Hong Kong's Grade-A office market looks set to plunge by between 15 and 20 percent in 2020 on the back of the city's protracted social unrest, a slowing global economy and the lingering Sino-US trade tensions, predicts real-estate service provider Jones Lang LaSalle.

Alex Barnes, head of markets at JLL in Hong Kong, said he expects the vacancy rate for top-tier offices in key urban areas to climb as leasing demand continues to weaken.

"Decentralization for more cost-effective options will remain a major trend next year as tenants control real-estate costs in uncertain times," he said.

"Central will experience the greatest downward pressure as there's a significant rental gap between Central and other office submarkets."

Barnes and two other JLL executives made their predictions in Hong Kong on Thursday with regard to the company's year-end property market review and forecasts.

JLL believes the longest bull run in Hong Kong's property market history had ended in the second half of this year, and the city's Grade-A offices are already in a downward cycle.

New take-up rates of Grade-A offices have plummeted by 62 percent to just below 1.1 million square feet this year as a number of tenants have shelved expansion plans. The demand from Chinese mainland companies and co-working operators, in particular, has tumbled by 34 percent and 26 percent, respectively - a far cry from a bullish 2018.

Consequently, the overall market's vacancy rate has reached 5.9 percent -- the highest point since April 2010 — while the vacancy rate in Central has hit a 4-year high at 3.5 percent.

Meanwhile, the vacancy rates of top-notch offices on the Chinese mainland have also gone up in a similar fashion — hitting 20 percent in the third quarter — according to property consultancy Cushman & Wakefield, which studied the market in 18 mainland cities. In the same quarter last year, the vacancy rate was 16.7 percent.

In Hong Kong, prices and rents of offices, high street shops and residential properties, in general, are expected to fall by 10 to 20 percent next year, according to Illinois-based JLL.

The company pointed out that prime industrial properties would buck the broad trend with a mere 5 to 10-percent dip in 2020, given its strong demand.

Housing prices for the mass residential market in Hong Kong are projected to drop by 10 to 15 percent next year.

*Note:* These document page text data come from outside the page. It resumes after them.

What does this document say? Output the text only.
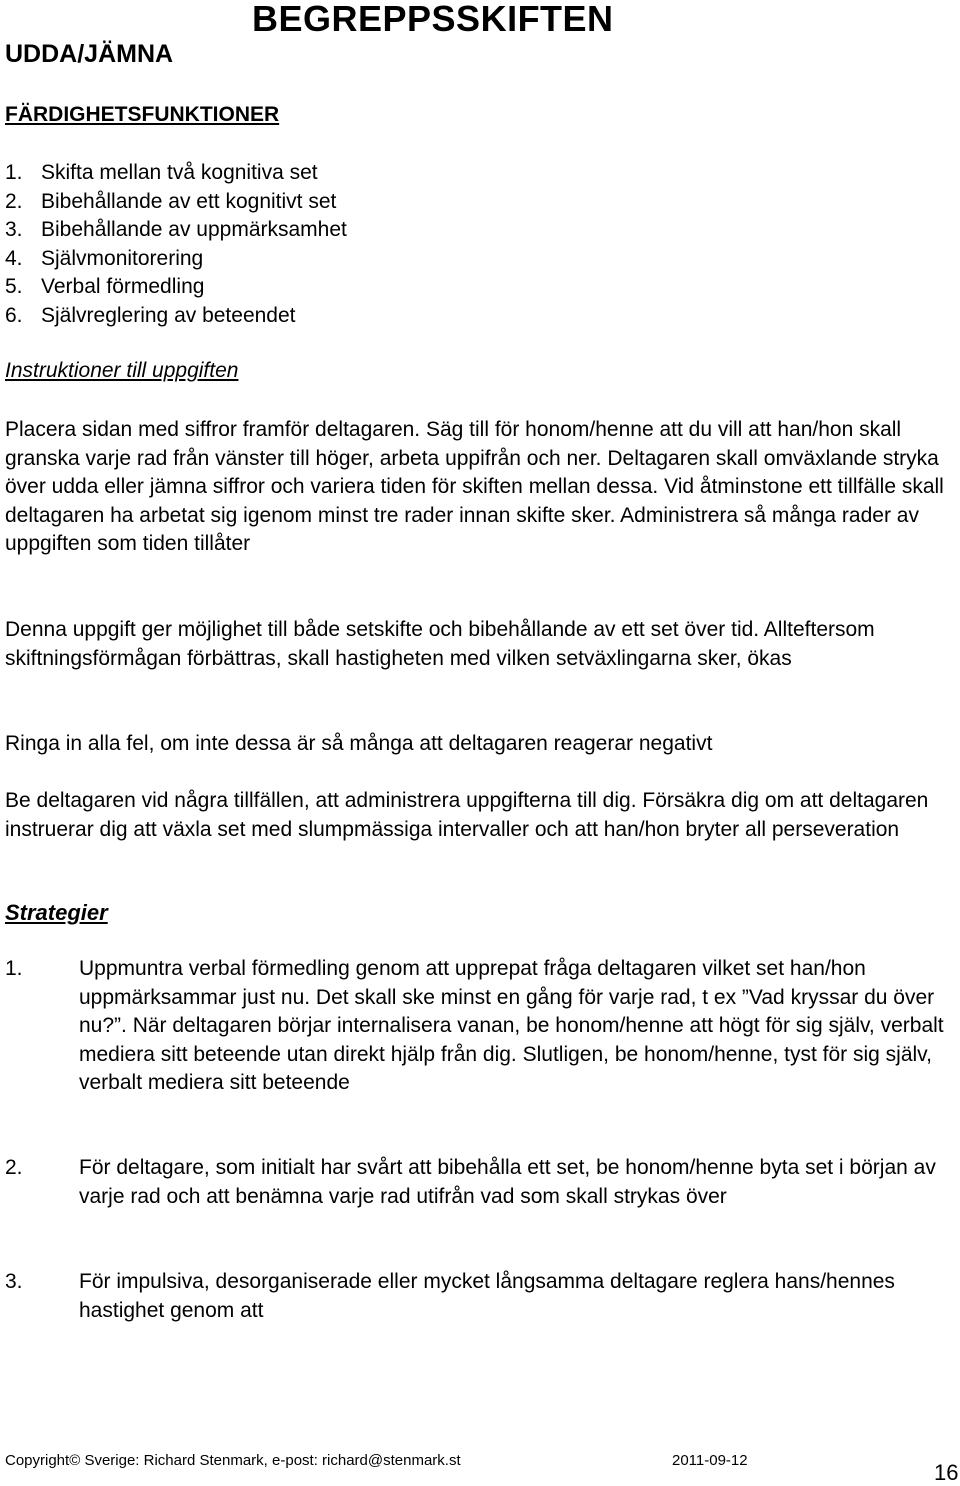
BEGREPPSSKIFTEN
UDDA/JÄMNA
FÄRDIGHETSFUNKTIONER
1. Skifta mellan två kognitiva set
2. Bibehållande av ett kognitivt set
3. Bibehållande av uppmärksamhet
4. Självmonitorering
5. Verbal förmedling
6. Självreglering av beteendet
Instruktioner till uppgiften
Placera sidan med siffror framför deltagaren. Säg till för honom/henne att du vill att han/hon skall granska varje rad från vänster till höger, arbeta uppifrån och ner. Deltagaren skall omväxlande stryka över udda eller jämna siffror och variera tiden för skiften mellan dessa. Vid åtminstone ett tillfälle skall deltagaren ha arbetat sig igenom minst tre rader innan skifte sker. Administrera så många rader av uppgiften som tiden tillåter
Denna uppgift ger möjlighet till både setskifte och bibehållande av ett set över tid. Allteftersom skiftningsförmågan förbättras, skall hastigheten med vilken setväxlingarna sker, ökas
Ringa in alla fel, om inte dessa är så många att deltagaren reagerar negativt
Be deltagaren vid några tillfällen, att administrera uppgifterna till dig. Försäkra dig om att deltagaren instruerar dig att växla set med slumpmässiga intervaller och att han/hon bryter all perseveration
Strategier
1.	Uppmuntra verbal förmedling genom att upprepat fråga deltagaren vilket set han/hon uppmärksammar just nu. Det skall ske minst en gång för varje rad, t ex ”Vad kryssar du över nu?”. När deltagaren börjar internalisera vanan, be honom/henne att högt för sig själv, verbalt mediera sitt beteende utan direkt hjälp från dig. Slutligen, be honom/henne, tyst för sig själv, verbalt mediera sitt beteende
2.	För deltagare, som initialt har svårt att bibehålla ett set, be honom/henne byta set i början av varje rad och att benämna varje rad utifrån vad som skall strykas över
3.	För impulsiva, desorganiserade eller mycket långsamma deltagare reglera hans/hennes hastighet genom att
Copyright© Sverige: Richard Stenmark, e-post: richard@stenmark.st	2011-09-12	16
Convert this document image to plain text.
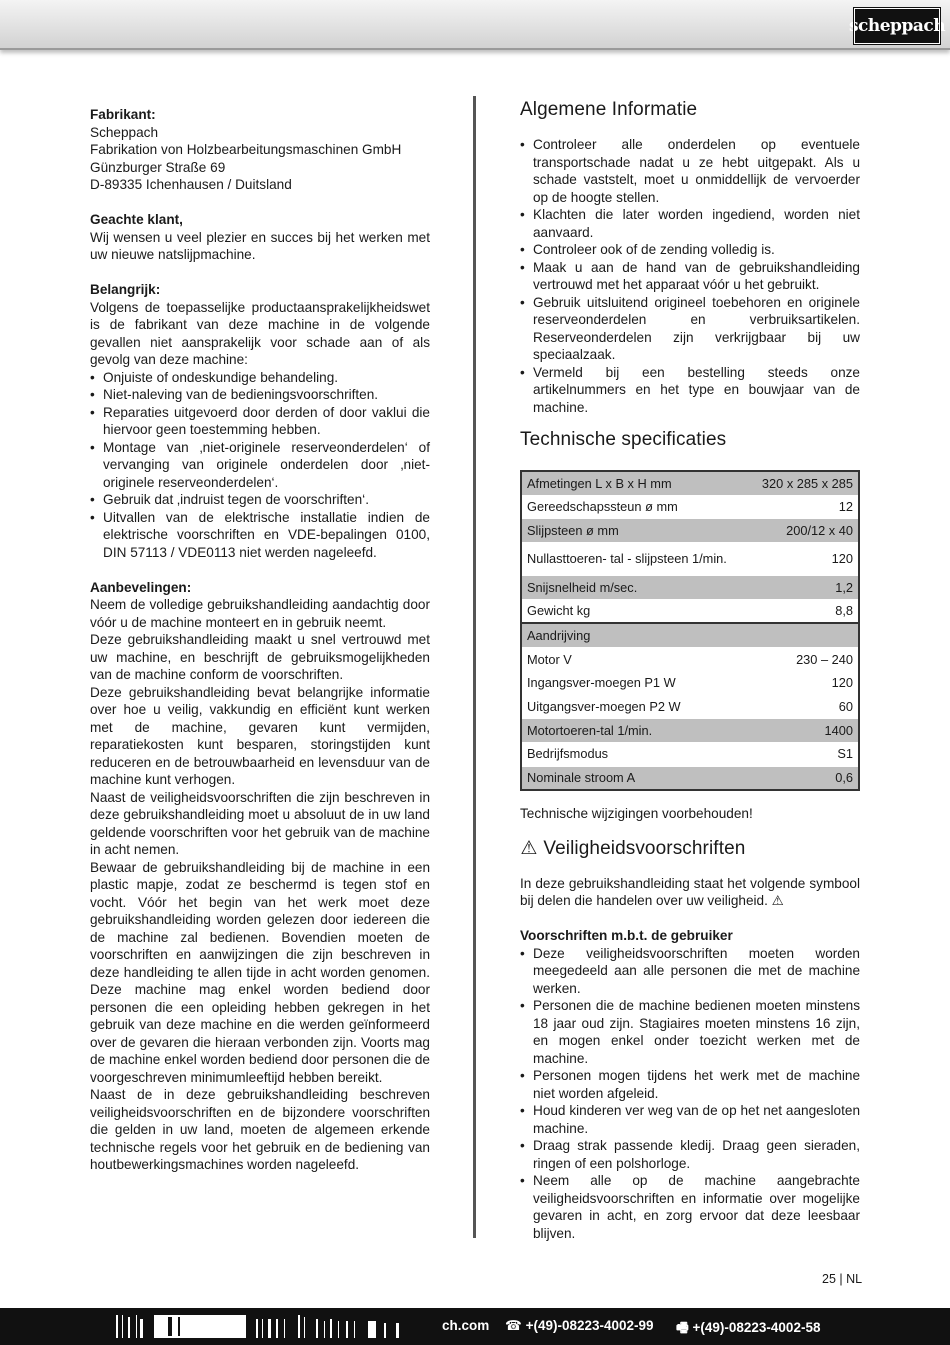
scheppach
Fabrikant:
Scheppach
Fabrikation von Holzbearbeitungsmaschinen GmbH
Günzburger Straße 69
D-89335 Ichenhausen / Duitsland
Geachte klant,
Wij wensen u veel plezier en succes bij het werken met uw nieuwe natslijpmachine.
Belangrijk:
Volgens de toepasselijke productaansprakelijkheidswet is de fabrikant van deze machine in de volgende gevallen niet aansprakelijk voor schade aan of als gevolg van deze machine:
• Onjuiste of ondeskundige behandeling.
• Niet-naleving van de bedieningsvoorschriften.
• Reparaties uitgevoerd door derden of door vaklui die hiervoor geen toestemming hebben.
• Montage van ‚niet-originele reserveonderdelen‘ of vervanging van originele onderdelen door ‚niet-originele reserveonderdelen‘.
• Gebruik dat ‚indruist tegen de voorschriften‘.
• Uitvallen van de elektrische installatie indien de elektrische voorschriften en VDE-bepalingen 0100, DIN 57113 / VDE0113 niet werden nageleefd.
Aanbevelingen:
Neem de volledige gebruikshandleiding aandachtig door vóór u de machine monteert en in gebruik neemt.
Deze gebruikshandleiding maakt u snel vertrouwd met uw machine, en beschrijft de gebruiksmogelijkheden van de machine conform de voorschriften.
Deze gebruikshandleiding bevat belangrijke informatie over hoe u veilig, vakkundig en efficiënt kunt werken met de machine, gevaren kunt vermijden, reparatiekosten kunt besparen, storingstijden kunt reduceren en de betrouwbaarheid en levensduur van de machine kunt verhogen.
Naast de veiligheidsvoorschriften die zijn beschreven in deze gebruikshandleiding moet u absoluut de in uw land geldende voorschriften voor het gebruik van de machine in acht nemen.
Bewaar de gebruikshandleiding bij de machine in een plastic mapje, zodat ze beschermd is tegen stof en vocht. Vóór het begin van het werk moet deze gebruikshandleiding worden gelezen door iedereen die de machine zal bedienen. Bovendien moeten de voorschriften en aanwijzingen die zijn beschreven in deze handleiding te allen tijde in acht worden genomen. Deze machine mag enkel worden bediend door personen die een opleiding hebben gekregen in het gebruik van deze machine en die werden geïnformeerd over de gevaren die hieraan verbonden zijn. Voorts mag de machine enkel worden bediend door personen die de voorgeschreven minimumleeftijd hebben bereikt.
Naast de in deze gebruikshandleiding beschreven veiligheidsvoorschriften en de bijzondere voorschriften die gelden in uw land, moeten de algemeen erkende technische regels voor het gebruik en de bediening van houtbewerkingsmachines worden nageleefd.
Algemene Informatie
• Controleer alle onderdelen op eventuele transportschade nadat u ze hebt uitgepakt. Als u schade vaststelt, moet u onmiddellijk de vervoerder op de hoogte stellen.
• Klachten die later worden ingediend, worden niet aanvaard.
• Controleer ook of de zending volledig is.
• Maak u aan de hand van de gebruikshandleiding vertrouwd met het apparaat vóór u het gebruikt.
• Gebruik uitsluitend origineel toebehoren en originele reserveonderdelen en verbruiksartikelen. Reserveonderdelen zijn verkrijgbaar bij uw speciaalzaak.
• Vermeld bij een bestelling steeds onze artikelnummers en het type en bouwjaar van de machine.
Technische specificaties
Afmetingen L x B x H mm	320 x 285 x 285
Gereedschapssteun ø mm	12
Slijpsteen ø mm	200/12 x 40
Nullasttoeren- tal - slijpsteen 1/min.	120
Snijsnelheid m/sec.	1,2
Gewicht kg	8,8
Aandrijving	
Motor V	230 – 240
Ingangsver-moegen P1 W	120
Uitgangsver-moegen P2 W	60
Motortoeren-tal 1/min.	1400
Bedrijfsmodus	S1
Nominale stroom A	0,6
Technische wijzigingen voorbehouden!
⚠ Veiligheidsvoorschriften
In deze gebruikshandleiding staat het volgende symbool bij delen die handelen over uw veiligheid. ⚠
Voorschriften m.b.t. de gebruiker
• Deze veiligheidsvoorschriften moeten worden meegedeeld aan alle personen die met de machine werken.
• Personen die de machine bedienen moeten minstens 18 jaar oud zijn. Stagiaires moeten minstens 16 zijn, en mogen enkel onder toezicht werken met de machine.
• Personen mogen tijdens het werk met de machine niet worden afgeleid.
• Houd kinderen ver weg van de op het net aangesloten machine.
• Draag strak passende kledij. Draag geen sieraden, ringen of een polshorloge.
• Neem alle op de machine aangebrachte veiligheidsvoorschriften en informatie over mogelijke gevaren in acht, en zorg ervoor dat deze leesbaar blijven.
25 | NL
ch.com ☎ +(49)-08223-4002-99 🖷 +(49)-08223-4002-58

Joseph Tsang, chairman and head of capital markets at JLL in Hong Kong, believes that sentiment in the residential market will continue to be dictated by the civil unrest next year.

He reckons that even if the low-interest rates, as well as the higher mortgage ceiling granted by the HKSAR government, could take some of the woes off the market, the elixir couldn't be there for too long.

However, he said that in the worst-case scenario, the situation would not be as bad as some people may think.

In Tsang's view, the market could see a rebound of between 15 and 20 percent as substantial discounts by property developers would lure buyers back into the market.